Abel parlait. Il évoquait les événements tels qu’ils avaient été soigneusement présentés par l’Écuyer de Fife. Il parlait du premier message, annonciateur de désastres, de son interception, de l’entrevue entre Rik et X, du sondage psychique, de la découverte du jeune homme sur Florina, du médecin qui l’avait examiné et qui était mort, du voile de l’oubli qui se déchirait progressivement.
— Voilà toute l’histoire, Rik, conclut-il. Je vous l’ai intégralement rapportée. Est-ce que certains détails évoquent un écho en vous ?
— Je me rappelle la dernière partie, répondit Rik. – Son débit était haché et douloureux. – Les premiers jours… Je me souviens aussi de certaines choses antérieures. Le médecin, peut-être. L’époque où j’ai commencé à parler. C’est vague… mais il n’y a rien d’autre.
— Mais vous vous souvenez d’un danger menaçant Florina ?
— Oui ! Oui ! C’est le premier souvenir qui me soit revenu.
— Et ensuite ? Vous êtes arrivé sur Sark et vous avez rencontré quelqu’un ?
Rik poussa un gémissement.
— Non… je ne me rappelle pas.
— Essayez de vous souvenir. Essayez !
Rik leva la tête. Son visage était couvert de sueur.
— Je me rappelle un mot.
— Lequel, Rik ?
— Il n’a aucun sens.
— Dites quand même.
— Je revois une table. C’est loin, très loin. Et très flou. J’étais assis. Je crois qu’il y avait quelqu’un d’autre. Quelqu’un qui était également assis. Et puis l’homme était debout. Je le voyais au-dessus de moi. Il me regardait. Et il a prononcé ce mot.
Abel était patient.
— Quel mot ?
Rik serra les poings et fit dans un souffle.
— Fife !
Tout le monde, excepté Fife, bondit sur ses pieds.
— Je vous l’avais bien dit ! s’écria Steen.
Et il éclata d’un rire strident et saccadé.
CHAPITRE XVII
L’ACCUSATRICE
— Finissons-en avec cette farce, dit Fife, dominant sa fureur.
Le regard dur, les traits impassibles, il avait attendu pour intervenir que les autres, le choc passé, se fussent rassis. La tête baissée, les paupières closes, Rik luttait contre la migraine. Valona s’approcha de lui, s’efforçant de poser le front du jeune homme sur son épaule. Doucement, elle lui caressa la joue.

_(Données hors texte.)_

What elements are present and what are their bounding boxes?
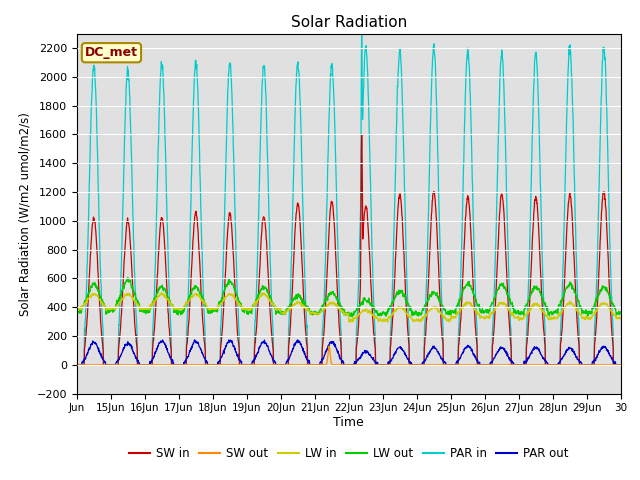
Y-axis label: Solar Radiation (W/m2 umol/m2/s): Solar Radiation (W/m2 umol/m2/s) bbox=[18, 112, 31, 315]
Text: DC_met: DC_met bbox=[85, 46, 138, 59]
Title: Solar Radiation: Solar Radiation bbox=[291, 15, 407, 30]
X-axis label: Time: Time bbox=[333, 416, 364, 429]
Legend: SW in, SW out, LW in, LW out, PAR in, PAR out: SW in, SW out, LW in, LW out, PAR in, PA… bbox=[124, 443, 573, 465]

— Pourquoi ce mot de farce ? demanda Abel d’une voix mal assurée.
— N’en est-ce pas une ? J’ai accepté de participer à cette conférence uniquement sous la pression d’une menace que vous agitiez au-dessus de moi. J’aurais quand même refusé si j’avais su que je devais comparaître devant un tribunal de renégats et d’assassins, tout à la fois procureurs et jurés.
Abel fronça les sourcils et répondit avec une raideur glaciale :
— Ce n’est pas un tribunal, messire. Le Dr Junz est ici pour qu’on lui remette un membre du B.I.A.S. C’est son droit et son devoir. Je suis ici pour défendre les intérêts de Trantor en cette période de crise. Je ne doute pas que Rik soit le spatio-analyste disparu. Nous pouvons mettre immédiatement un terme à cette partie de notre conférence si vous vous déclarez prêt à confier cet homme au Dr Junz aux fins d’examens complémentaires, examens comprenant une vérification anthropologique. Nous vous demanderons naturellement de nous aider à retrouver celui qui s’est rendu coupable d’exercice illégal du psychosondage, et à préparer des mesures destinées à empêcher que se renouvellent à l’avenir des pratiques de ce genre à l’encontre du personnel d’une agence interstellaire qui, après tout, s’est toujours tenue en dehors de la politique régionale.
— Admirable discours ! Mais l’évidence reste l’évidence et vos plans sont transparents. Que se passera-t-il si j’accède aux vœux du Dr Junz ? J’ai comme une idée que le B.I.A.S. découvrira exactement ce qu’il veut découvrir. Il prétend être une agence interstellaire politiquement neutre, mais le fait est là : Trantor souscrit les deux tiers du budget annuel du Bureau. Je doute qu’un observateur puisse raisonnablement considérer que l’attitude du Bureau soit neutre. Il est certain que ce qu’il découvrira par le canal de cet homme sera conforme aux visées impérialistes de Trantor.